This book, as we are told in an autobiographical preface, was written in response to I.F. Stone, The Trial of Socrates, and Allan Bloom, The Closing of the American Mind, and their presentations of Socrates and Platonic philosophy especially in the Republic. The presiding figures in this study are Nietzsche and Foucault in philosophy, and in the discussion of Greek tragedy, F. Zeitlin and C. Segal. The plays discussed come from the major tragedians and are the predictable choices: Oresteia, Oedipus, Bacchae, the plays always read in the humanities or survey course offered to college freshmen. The book closes with a humorless analysis of Pynchon’s comic novel The Crying of Lot 49, which reads like a parody of modern literary criticism.

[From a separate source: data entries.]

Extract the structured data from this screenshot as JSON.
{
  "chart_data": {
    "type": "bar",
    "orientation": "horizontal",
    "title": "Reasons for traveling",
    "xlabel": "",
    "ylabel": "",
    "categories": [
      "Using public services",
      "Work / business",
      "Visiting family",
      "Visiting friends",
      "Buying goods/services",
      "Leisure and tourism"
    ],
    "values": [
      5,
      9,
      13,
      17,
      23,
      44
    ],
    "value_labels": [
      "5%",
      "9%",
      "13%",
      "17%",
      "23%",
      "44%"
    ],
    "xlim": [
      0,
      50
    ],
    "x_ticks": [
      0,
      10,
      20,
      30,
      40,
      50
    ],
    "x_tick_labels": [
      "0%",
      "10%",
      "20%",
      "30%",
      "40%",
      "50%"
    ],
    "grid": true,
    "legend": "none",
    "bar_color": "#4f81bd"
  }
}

The author is limited in his command of the material by his lack of foreign languages. Unlike Stone and Bloom, he did not read the ancient works in the original languages. He relies on English translations of Nietzsche and Foucault, both writers whose works have been mistranslated and misrepresented in translation.
His discussions of the plays depend on scholarship in English of the last forty years (the few references to earlier work or work in foreign languages are clearly second-hand). But most troublesome of all, he hardly seems to have read the plays at all: mainly we hear of what other scholars have said about them. The book, with its constant and wearying name-dropping, often reads like an ordinary Ph.D. dissertation whose pages reveal more industria than ingenium.
The author is Professor of Politics and the History of Consciousness at the University of California, Santa Cruz. Caveat lector: if the reader is the kind of individual who likes modern mega-think, this book will be welcome; if not, not.